Overgevoeligheidsreacties
In 1975, Jell en Coombs voorgesteld een classificatie van overgevoeligheidsreacties, identificeren van vier soorten. De eerste drie( I-III) van de
worden gemedieerd door AT, IV wordt gemedieerd door T-lymfocyten. Een aantal auteurs onderscheidt het V-type overgevoeligheid( gemengde allergische reacties).
type I - directe type of anafylaxie overgevoeligheid( gebrek aan bescherming).In dergelijke complexe reacties Ar-IgE bindt aan celmembraan of basofielen, waardoor de afscheiding en afgifte van mediatoren: histamine, chemotactische factoren, prostaglandine-DIN, tromboxanen, leukotrienen. De werking van mediatoren en cellen in perifeer weefsel ontwikkelt lokale ontstekingsreactie, exudatie optreedt en migratie van leukocyten, oedeem van het bindweefsel( het resultaat van verhoogde capillaire permeabiliteit).De reactie ontwikkelt zich binnen 5-15 minuten;de uitkomst is afhankelijk van het orgaan waarin de allergische reactie optreedt( het meest gevaarlijk voor pulmonale lokalisatie).

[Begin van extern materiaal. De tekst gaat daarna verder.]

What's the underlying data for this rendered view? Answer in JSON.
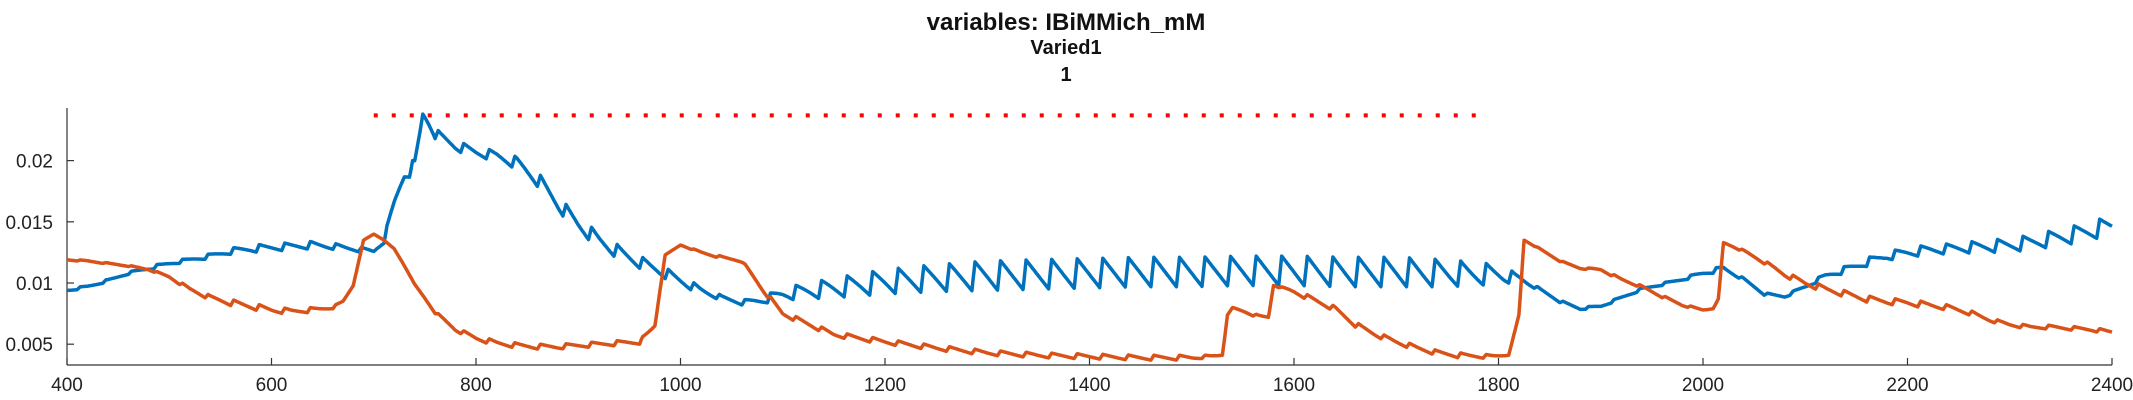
{
  "chart_data": {
    "type": "line",
    "title": "variables: IBiMMich_mM",
    "subtitle": [
      "Varied1",
      "1"
    ],
    "xlabel": "",
    "ylabel": "",
    "xlim": [
      400,
      2400
    ],
    "ylim": [
      0.0033,
      0.0243
    ],
    "xticks": [
      400,
      600,
      800,
      1000,
      1200,
      1400,
      1600,
      1800,
      2000,
      2200,
      2400
    ],
    "xtick_labels": [
      "400",
      "600",
      "800",
      "1000",
      "1200",
      "1400",
      "1600",
      "1800",
      "2000",
      "2200",
      "2400"
    ],
    "yticks": [
      0.005,
      0.01,
      0.015,
      0.02
    ],
    "ytick_labels": [
      "0.005",
      "0.01",
      "0.015",
      "0.02"
    ],
    "grid": false,
    "legend": "none",
    "series": [
      {
        "color": "#0072BD",
        "x": [
          400,
          420,
          440,
          460,
          480,
          500,
          520,
          540,
          560,
          580,
          600,
          620,
          640,
          660,
          680,
          690,
          700,
          710,
          720,
          730,
          740,
          748,
          760,
          780,
          800,
          820,
          840,
          860,
          880,
          900,
          920,
          940,
          960,
          980,
          1000,
          1020,
          1040,
          1060,
          1080,
          1100,
          1150,
          1200,
          1250,
          1300,
          1350,
          1400,
          1450,
          1500,
          1550,
          1600,
          1650,
          1700,
          1750,
          1800,
          1820,
          1840,
          1860,
          1880,
          1900,
          1920,
          1940,
          1960,
          1980,
          2000,
          2020,
          2040,
          2060,
          2080,
          2100,
          2120,
          2140,
          2160,
          2180,
          2200,
          2220,
          2240,
          2260,
          2280,
          2300,
          2320,
          2340,
          2360,
          2380,
          2400
        ],
        "y": [
          0.0094,
          0.0097,
          0.0102,
          0.0108,
          0.0112,
          0.0116,
          0.0119,
          0.0122,
          0.0126,
          0.0128,
          0.0129,
          0.013,
          0.0131,
          0.013,
          0.0128,
          0.0127,
          0.0126,
          0.0135,
          0.0165,
          0.019,
          0.0195,
          0.0238,
          0.0222,
          0.0212,
          0.0207,
          0.0204,
          0.0198,
          0.0185,
          0.0165,
          0.0148,
          0.0135,
          0.0125,
          0.0117,
          0.011,
          0.0102,
          0.0094,
          0.0088,
          0.0084,
          0.0086,
          0.0091,
          0.0096,
          0.0101,
          0.0104,
          0.0106,
          0.0107,
          0.0108,
          0.0109,
          0.0109,
          0.011,
          0.011,
          0.0109,
          0.0109,
          0.0108,
          0.0107,
          0.0104,
          0.0095,
          0.0085,
          0.0079,
          0.0081,
          0.0088,
          0.0095,
          0.0099,
          0.0103,
          0.0108,
          0.0112,
          0.0103,
          0.0091,
          0.0089,
          0.0097,
          0.0106,
          0.0111,
          0.0117,
          0.0122,
          0.0125,
          0.0127,
          0.0128,
          0.0129,
          0.013,
          0.0131,
          0.0133,
          0.0136,
          0.0139,
          0.0143,
          0.0147
        ],
        "ripple_amplitude": [
          0.0002,
          0.0002,
          0.0002,
          0.0002,
          0.0003,
          0.0003,
          0.0003,
          0.0004,
          0.0005,
          0.0006,
          0.0006,
          0.0006,
          0.0006,
          0.0005,
          0.0004,
          0.0004,
          0.0004,
          0.0005,
          0.0008,
          0.0012,
          0.0012,
          0.0,
          0.0008,
          0.0008,
          0.0008,
          0.0008,
          0.001,
          0.0012,
          0.0012,
          0.0012,
          0.0012,
          0.0011,
          0.001,
          0.0009,
          0.0008,
          0.0006,
          0.0004,
          0.0004,
          0.0006,
          0.001,
          0.0016,
          0.002,
          0.0022,
          0.0024,
          0.0024,
          0.0024,
          0.0024,
          0.0024,
          0.0024,
          0.0024,
          0.0024,
          0.0024,
          0.0022,
          0.0016,
          0.0006,
          0.0002,
          0.0002,
          0.0002,
          0.0002,
          0.0002,
          0.0002,
          0.0002,
          0.0002,
          0.0004,
          0.0004,
          0.0002,
          0.0002,
          0.0002,
          0.0003,
          0.0004,
          0.0006,
          0.0007,
          0.0007,
          0.0008,
          0.0008,
          0.0008,
          0.0009,
          0.001,
          0.0011,
          0.0012,
          0.0013,
          0.0014,
          0.0015,
          0.0015
        ]
      },
      {
        "color": "#D95319",
        "x": [
          400,
          420,
          440,
          460,
          480,
          500,
          520,
          540,
          560,
          580,
          600,
          620,
          640,
          660,
          670,
          680,
          690,
          700,
          710,
          720,
          730,
          740,
          760,
          780,
          800,
          820,
          840,
          860,
          880,
          900,
          920,
          940,
          960,
          975,
          985,
          1000,
          1020,
          1040,
          1060,
          1080,
          1100,
          1150,
          1200,
          1250,
          1300,
          1350,
          1400,
          1450,
          1500,
          1530,
          1535,
          1540,
          1560,
          1575,
          1580,
          1600,
          1620,
          1640,
          1660,
          1680,
          1700,
          1720,
          1740,
          1760,
          1790,
          1810,
          1820,
          1825,
          1840,
          1860,
          1880,
          1900,
          1920,
          1940,
          1960,
          1980,
          2000,
          2010,
          2015,
          2020,
          2040,
          2060,
          2080,
          2100,
          2120,
          2140,
          2160,
          2180,
          2200,
          2220,
          2240,
          2260,
          2280,
          2300,
          2320,
          2340,
          2360,
          2380,
          2400
        ],
        "y": [
          0.0119,
          0.0118,
          0.0116,
          0.0114,
          0.0111,
          0.0105,
          0.0095,
          0.0088,
          0.0084,
          0.0081,
          0.0078,
          0.0077,
          0.0078,
          0.008,
          0.0085,
          0.0098,
          0.0135,
          0.014,
          0.0135,
          0.0128,
          0.0114,
          0.0099,
          0.0076,
          0.0062,
          0.0055,
          0.0051,
          0.0049,
          0.0048,
          0.0048,
          0.0049,
          0.005,
          0.0051,
          0.0052,
          0.0065,
          0.0123,
          0.0131,
          0.0125,
          0.0121,
          0.0118,
          0.0095,
          0.0075,
          0.0058,
          0.0052,
          0.0047,
          0.0043,
          0.0041,
          0.004,
          0.0039,
          0.0039,
          0.0041,
          0.0074,
          0.008,
          0.0074,
          0.0072,
          0.0098,
          0.0093,
          0.0086,
          0.0079,
          0.0066,
          0.0058,
          0.0052,
          0.0047,
          0.0043,
          0.0041,
          0.004,
          0.0041,
          0.0074,
          0.0135,
          0.0128,
          0.0118,
          0.0112,
          0.0111,
          0.0103,
          0.0097,
          0.0089,
          0.0082,
          0.0078,
          0.0079,
          0.0087,
          0.0133,
          0.0126,
          0.0117,
          0.0107,
          0.01,
          0.0095,
          0.0091,
          0.0087,
          0.0085,
          0.0084,
          0.0082,
          0.008,
          0.0076,
          0.007,
          0.0066,
          0.0064,
          0.0064,
          0.0063,
          0.0062,
          0.006
        ],
        "ripple_amplitude": [
          0.0001,
          0.0001,
          0.0001,
          0.0001,
          0.0001,
          0.0002,
          0.0003,
          0.0004,
          0.0005,
          0.0005,
          0.0005,
          0.0004,
          0.0004,
          0.0002,
          0.0001,
          0.0,
          0.0,
          0.0,
          0.0,
          0.0,
          0.0,
          0.0,
          0.0002,
          0.0003,
          0.0004,
          0.0004,
          0.0004,
          0.0004,
          0.0004,
          0.0004,
          0.0004,
          0.0004,
          0.0004,
          0.0,
          0.0,
          0.0,
          0.0002,
          0.0002,
          0.0002,
          0.0003,
          0.0004,
          0.0004,
          0.0004,
          0.0004,
          0.0004,
          0.0004,
          0.0004,
          0.0004,
          0.0004,
          0.0,
          0.0,
          0.0,
          0.0002,
          0.0,
          0.0,
          0.0004,
          0.0004,
          0.0004,
          0.0004,
          0.0004,
          0.0004,
          0.0004,
          0.0004,
          0.0004,
          0.0003,
          0.0,
          0.0,
          0.0,
          0.0001,
          0.0001,
          0.0001,
          0.0002,
          0.0002,
          0.0002,
          0.0002,
          0.0002,
          0.0001,
          0.0,
          0.0,
          0.0,
          0.0002,
          0.0003,
          0.0004,
          0.0005,
          0.0005,
          0.0005,
          0.0005,
          0.0005,
          0.0005,
          0.0005,
          0.0004,
          0.0004,
          0.0003,
          0.0003,
          0.0003,
          0.0003,
          0.0003,
          0.0003,
          0.0003
        ]
      },
      {
        "color": "#FF0000",
        "style": "dotted",
        "x": [
          700,
          1790
        ],
        "y": [
          0.0237,
          0.0237
        ]
      }
    ]
  }
}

In de klinische praktijk vaak waargenomen lokale anafylactische reactie( hooikoorts, urticaria, voedselallergie, etc.), maar ook mogelijk gegeneraliseerde reactie( anafylactische shock).
II type - cytotoxische onmiddellijke reacties - gemedieerd door het AT IgM en IgG, gericht tegen het Arg van de eigen cellen. Een onmiddellijk schadelijk effect is het activerende complementsysteem of antilichaam-afhankelijke killercellen( lymfocyten, monocyten).Dit type van overgevoeligheid kan een belangrijk zijn als incompatibiliteit Rh, auto-immune hemolytische anemie, drug hemolytische anemie, agranulocytose.
III type - immunocomplex allergische reacties - worden gemedieerd door immuuncomplexen, die aggregaten zijn van IgM en IgG met Ar. De vorming van dergelijke complexen - een natuurlijk proces dat zich voordoet in de normale immuunrespons, maar als het beeld te veel immuun-complexen, in het bijzonder van ongewone grootte, met een overmaat aan Ag, de schending van hun fagocytose, activeren zij het complementsysteem en de oorzaak acute ontsteking. De CEC, die de subendotheliale ruimte binnendringt en het complementsysteem activeert, veroorzaakt de ontwikkeling van vasculitis. Later is er aggregatie van bloedplaatjes, wat leidt tot bloedvattrombose en daaropvolgende weefselnecrose. Dit type overgevoeligheid is de basis van de reactie van Arthus, allergische alveolitis, huidlaesies, gewrichten, nieren. De piek van de ontstekingsreactie wordt 3-6 uur na blootstelling aan Ar bereikt.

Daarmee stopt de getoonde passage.